Peste suina e l’incubo dei cinghiali infetti, l’appello Coldiretti: "Biosicurezza e la filiera diventi responsabile"

A Pavia da mesi zero contagi, ma nel Lodigiano si allarga la zona rossa. Via al piano per abbattere i cinghiali

Il settore suinicolo lombardo è tra i più importanti d’Europa

Il settore suinicolo lombardo è tra i più importanti d’Europa

Pavia, 24 febbraio 2024 –  “Da ottobre non si è più verificato un caso di peste suina africana all’interno degli allevamenti, i problemi sono i cinghiali".

Gianfranco Comincioli, presidente Coldiretti Lombardia, ritiene che mai come in questo momento sia fondamentale proteggere i maiali puntando sulla biosicurezza.

"I cinghiali sono 2 milioni e 400mila in Italia – ha aggiunto – quando dovrebbero essere 300mila, questo crea problemi per la diffusione del virus che, però, lo ripeto, da mesi non entra negli allevamenti.

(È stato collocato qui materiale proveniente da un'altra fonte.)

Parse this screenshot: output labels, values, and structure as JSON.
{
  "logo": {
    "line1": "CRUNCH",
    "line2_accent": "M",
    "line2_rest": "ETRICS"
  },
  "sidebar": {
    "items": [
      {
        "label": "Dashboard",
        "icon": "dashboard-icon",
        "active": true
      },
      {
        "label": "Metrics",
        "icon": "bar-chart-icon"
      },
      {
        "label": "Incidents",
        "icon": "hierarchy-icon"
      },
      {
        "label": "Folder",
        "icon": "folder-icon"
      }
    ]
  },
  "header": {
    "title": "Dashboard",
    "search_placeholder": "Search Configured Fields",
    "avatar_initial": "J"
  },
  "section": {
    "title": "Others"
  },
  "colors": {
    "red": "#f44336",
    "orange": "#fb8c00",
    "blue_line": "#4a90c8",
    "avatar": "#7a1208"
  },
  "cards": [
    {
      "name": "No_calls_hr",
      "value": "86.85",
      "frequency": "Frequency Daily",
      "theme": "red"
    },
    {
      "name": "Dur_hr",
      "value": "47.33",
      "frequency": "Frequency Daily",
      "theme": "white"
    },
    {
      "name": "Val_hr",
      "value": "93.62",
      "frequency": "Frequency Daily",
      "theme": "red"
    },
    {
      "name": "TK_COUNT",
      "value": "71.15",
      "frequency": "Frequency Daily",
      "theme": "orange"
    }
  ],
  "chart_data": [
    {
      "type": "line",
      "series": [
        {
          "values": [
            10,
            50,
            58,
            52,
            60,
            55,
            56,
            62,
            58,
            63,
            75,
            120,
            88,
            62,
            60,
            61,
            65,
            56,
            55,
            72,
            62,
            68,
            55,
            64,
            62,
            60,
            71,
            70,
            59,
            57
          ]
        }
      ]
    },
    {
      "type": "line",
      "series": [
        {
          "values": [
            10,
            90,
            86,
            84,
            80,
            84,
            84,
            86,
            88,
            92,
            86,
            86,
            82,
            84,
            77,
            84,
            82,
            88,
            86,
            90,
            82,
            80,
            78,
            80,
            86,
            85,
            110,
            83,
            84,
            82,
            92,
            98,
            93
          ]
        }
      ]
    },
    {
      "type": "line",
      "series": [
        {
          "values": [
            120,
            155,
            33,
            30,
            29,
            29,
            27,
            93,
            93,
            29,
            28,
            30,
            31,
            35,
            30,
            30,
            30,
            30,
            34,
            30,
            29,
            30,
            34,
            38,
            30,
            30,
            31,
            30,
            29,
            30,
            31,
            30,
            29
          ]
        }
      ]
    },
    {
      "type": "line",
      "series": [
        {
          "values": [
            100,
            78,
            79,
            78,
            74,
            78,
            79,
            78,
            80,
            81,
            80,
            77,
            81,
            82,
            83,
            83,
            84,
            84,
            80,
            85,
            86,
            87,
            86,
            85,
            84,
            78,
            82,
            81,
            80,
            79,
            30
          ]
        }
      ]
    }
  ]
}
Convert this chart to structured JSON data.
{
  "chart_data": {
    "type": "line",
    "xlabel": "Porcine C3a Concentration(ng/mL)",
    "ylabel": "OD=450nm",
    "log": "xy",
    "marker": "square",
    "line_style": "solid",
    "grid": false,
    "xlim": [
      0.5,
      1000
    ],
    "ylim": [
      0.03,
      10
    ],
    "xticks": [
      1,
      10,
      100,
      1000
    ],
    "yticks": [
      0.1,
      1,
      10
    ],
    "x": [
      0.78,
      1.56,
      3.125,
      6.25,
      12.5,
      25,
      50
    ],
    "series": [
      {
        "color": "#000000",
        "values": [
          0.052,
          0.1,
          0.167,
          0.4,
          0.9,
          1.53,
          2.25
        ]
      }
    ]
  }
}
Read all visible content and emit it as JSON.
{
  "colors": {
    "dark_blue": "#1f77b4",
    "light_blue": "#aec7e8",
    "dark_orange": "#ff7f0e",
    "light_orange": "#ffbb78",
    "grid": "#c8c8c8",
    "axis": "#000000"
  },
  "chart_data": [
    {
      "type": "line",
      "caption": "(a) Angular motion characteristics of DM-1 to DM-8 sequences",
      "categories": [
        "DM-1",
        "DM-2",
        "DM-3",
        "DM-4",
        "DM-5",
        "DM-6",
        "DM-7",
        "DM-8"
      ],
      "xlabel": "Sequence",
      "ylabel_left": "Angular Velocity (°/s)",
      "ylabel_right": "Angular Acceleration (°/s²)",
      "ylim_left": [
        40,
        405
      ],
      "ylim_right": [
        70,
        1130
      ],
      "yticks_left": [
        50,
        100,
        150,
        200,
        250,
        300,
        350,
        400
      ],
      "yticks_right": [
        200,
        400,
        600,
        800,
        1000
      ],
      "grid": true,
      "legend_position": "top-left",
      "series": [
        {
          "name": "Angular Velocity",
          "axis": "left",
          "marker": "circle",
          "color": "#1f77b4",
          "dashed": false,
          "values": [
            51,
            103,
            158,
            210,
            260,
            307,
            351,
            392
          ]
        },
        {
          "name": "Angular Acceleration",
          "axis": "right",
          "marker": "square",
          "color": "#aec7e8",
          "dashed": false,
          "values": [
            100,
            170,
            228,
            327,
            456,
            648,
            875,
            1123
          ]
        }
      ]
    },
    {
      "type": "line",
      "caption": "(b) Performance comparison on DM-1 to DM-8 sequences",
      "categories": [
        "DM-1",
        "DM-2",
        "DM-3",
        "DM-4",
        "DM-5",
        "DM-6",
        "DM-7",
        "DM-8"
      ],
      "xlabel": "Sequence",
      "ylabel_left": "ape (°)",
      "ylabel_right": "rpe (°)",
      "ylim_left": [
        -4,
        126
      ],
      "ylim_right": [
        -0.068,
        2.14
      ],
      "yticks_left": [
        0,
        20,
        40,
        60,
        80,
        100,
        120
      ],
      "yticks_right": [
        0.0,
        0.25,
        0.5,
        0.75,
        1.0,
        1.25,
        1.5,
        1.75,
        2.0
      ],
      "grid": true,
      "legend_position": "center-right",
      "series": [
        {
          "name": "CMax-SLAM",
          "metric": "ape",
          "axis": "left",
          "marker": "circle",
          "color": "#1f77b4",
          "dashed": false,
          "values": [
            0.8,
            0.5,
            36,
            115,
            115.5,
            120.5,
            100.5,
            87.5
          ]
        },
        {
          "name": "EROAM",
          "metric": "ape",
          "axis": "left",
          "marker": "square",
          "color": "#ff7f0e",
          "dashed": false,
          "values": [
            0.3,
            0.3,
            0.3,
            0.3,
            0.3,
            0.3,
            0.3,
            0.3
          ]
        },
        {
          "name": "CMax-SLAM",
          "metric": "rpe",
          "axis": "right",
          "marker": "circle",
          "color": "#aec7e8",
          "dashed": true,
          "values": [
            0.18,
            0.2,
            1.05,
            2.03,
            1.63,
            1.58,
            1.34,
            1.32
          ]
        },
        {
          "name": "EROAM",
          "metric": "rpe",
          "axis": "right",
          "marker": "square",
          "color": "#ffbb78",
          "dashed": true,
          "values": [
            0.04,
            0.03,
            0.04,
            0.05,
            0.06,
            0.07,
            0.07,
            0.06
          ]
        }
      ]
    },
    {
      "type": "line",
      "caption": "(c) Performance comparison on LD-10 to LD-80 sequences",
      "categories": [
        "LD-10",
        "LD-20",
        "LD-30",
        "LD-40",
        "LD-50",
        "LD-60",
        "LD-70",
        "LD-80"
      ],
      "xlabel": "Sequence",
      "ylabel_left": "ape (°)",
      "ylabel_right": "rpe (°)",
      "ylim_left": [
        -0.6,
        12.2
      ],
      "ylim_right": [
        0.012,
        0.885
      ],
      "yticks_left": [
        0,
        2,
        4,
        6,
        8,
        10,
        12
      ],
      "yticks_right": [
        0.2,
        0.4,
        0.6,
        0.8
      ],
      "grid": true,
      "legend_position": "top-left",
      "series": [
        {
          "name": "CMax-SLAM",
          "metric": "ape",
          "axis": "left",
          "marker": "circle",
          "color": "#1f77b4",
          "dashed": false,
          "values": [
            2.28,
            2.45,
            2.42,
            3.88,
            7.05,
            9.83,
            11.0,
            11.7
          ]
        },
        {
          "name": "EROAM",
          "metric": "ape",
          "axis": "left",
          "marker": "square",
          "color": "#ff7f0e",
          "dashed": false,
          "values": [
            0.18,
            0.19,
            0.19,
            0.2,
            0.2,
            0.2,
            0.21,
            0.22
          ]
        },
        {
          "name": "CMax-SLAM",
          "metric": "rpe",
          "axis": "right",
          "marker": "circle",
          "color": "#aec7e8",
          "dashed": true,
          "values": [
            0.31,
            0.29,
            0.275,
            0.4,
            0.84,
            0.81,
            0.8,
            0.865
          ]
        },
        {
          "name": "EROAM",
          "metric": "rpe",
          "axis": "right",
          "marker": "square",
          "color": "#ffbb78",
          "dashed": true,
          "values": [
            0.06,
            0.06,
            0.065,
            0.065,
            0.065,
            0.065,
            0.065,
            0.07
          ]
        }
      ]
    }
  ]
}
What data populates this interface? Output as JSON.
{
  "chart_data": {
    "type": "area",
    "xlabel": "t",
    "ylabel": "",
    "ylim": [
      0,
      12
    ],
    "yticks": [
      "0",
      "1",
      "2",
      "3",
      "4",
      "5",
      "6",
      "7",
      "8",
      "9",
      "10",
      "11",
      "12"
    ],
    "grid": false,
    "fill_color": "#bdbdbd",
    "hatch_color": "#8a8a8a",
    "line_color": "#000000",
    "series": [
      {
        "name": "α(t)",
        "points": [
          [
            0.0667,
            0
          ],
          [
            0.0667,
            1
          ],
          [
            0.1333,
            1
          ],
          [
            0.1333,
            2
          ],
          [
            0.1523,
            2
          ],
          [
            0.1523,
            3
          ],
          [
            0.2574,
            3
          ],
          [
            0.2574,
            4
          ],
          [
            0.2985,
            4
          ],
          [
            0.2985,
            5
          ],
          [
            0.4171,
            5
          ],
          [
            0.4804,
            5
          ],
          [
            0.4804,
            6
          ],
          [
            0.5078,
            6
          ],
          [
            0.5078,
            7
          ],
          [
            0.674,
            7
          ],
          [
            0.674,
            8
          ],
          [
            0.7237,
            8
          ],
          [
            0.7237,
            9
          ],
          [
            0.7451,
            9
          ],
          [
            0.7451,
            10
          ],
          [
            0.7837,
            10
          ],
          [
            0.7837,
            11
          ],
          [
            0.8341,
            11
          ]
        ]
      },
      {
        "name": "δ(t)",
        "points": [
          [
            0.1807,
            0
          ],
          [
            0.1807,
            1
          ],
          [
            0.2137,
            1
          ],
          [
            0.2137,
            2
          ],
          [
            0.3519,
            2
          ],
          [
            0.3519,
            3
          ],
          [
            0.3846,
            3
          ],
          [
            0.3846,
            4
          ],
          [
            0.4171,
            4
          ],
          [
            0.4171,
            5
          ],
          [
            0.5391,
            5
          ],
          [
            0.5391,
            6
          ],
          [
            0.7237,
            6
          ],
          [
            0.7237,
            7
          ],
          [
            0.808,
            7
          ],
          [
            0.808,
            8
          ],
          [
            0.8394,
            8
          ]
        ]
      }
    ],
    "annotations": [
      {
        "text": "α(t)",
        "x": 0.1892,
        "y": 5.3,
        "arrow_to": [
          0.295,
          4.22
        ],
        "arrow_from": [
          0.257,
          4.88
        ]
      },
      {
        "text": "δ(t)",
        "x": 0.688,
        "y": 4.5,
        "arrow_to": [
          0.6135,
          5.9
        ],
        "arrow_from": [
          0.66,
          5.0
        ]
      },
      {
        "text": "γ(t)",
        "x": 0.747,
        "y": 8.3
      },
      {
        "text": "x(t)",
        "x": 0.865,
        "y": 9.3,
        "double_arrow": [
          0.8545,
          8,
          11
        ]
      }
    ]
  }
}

Eppure, a seguito dell’applicazione della normativa comunitaria, se ricadono nelle zone di restrizione e vigilanza, hanno difficoltà a commercializzare le carni dei loro maiali che sono invece sicure e possono essere utilizzate per tutti quei canali della salumeria e per tutti i Paesi che non pongono restrizioni all’importazione". Il settore soffre a causa delle zone di restrizione. "In un momento così delicato – ha aggiunto – serve la responsabilità dell’intera filiera: per questo accogliamo con favore l’iniziativa della cooperativa Opas, cooperativa di suinicoltori e organizzazione di prodotto più grande d’Italia, leader nella produzione di cosce suine Dop, disponibile a collaborare con le autorità sanitarie per lavorare le carni di maiali anche di allevamenti non associati con sede nelle zone di restrizione 1 e 2, tra cui anche la provincia di Pavia".

"Il recente ritrovamento di carcasse di cinghiali infette nel Piacentino ha alzato la soglia di allarme, tanto che si prevede in alcuni comuni del territorio l’introduzione imminente misure restrittive di biosicurezza – ha spiegato Francesco Pacchiarini, presidente di Confagricoltura Milano Lodi Monza Brianza –. La sinergia tra tutti gli attori coinvolti - allevatori, organizzazioni agricole e amministrazione provinciale e Regione - sarà fondamentale per frenare la proliferazione della psa".

Intanto in alcuni comuni a breve dovrebbero esser imposte procedure di biosicurezza più restrittive per evitare il proliferare del virus. "Non accetteremo però speculazioni sulla pelle dei nostri allevatori" conclude la Coldiretti inteprovinciale. Nel frattempo Regione e Provincia di Lodi hanno definito in un summit le “regole d’ingaggio” per il contenimento degli ungulati, non solo attraverso l’attività degli ambiti di caccia, ma anche utilizzando la società specializzata già individuata dal Pirellone per l’abbattimento degli animali.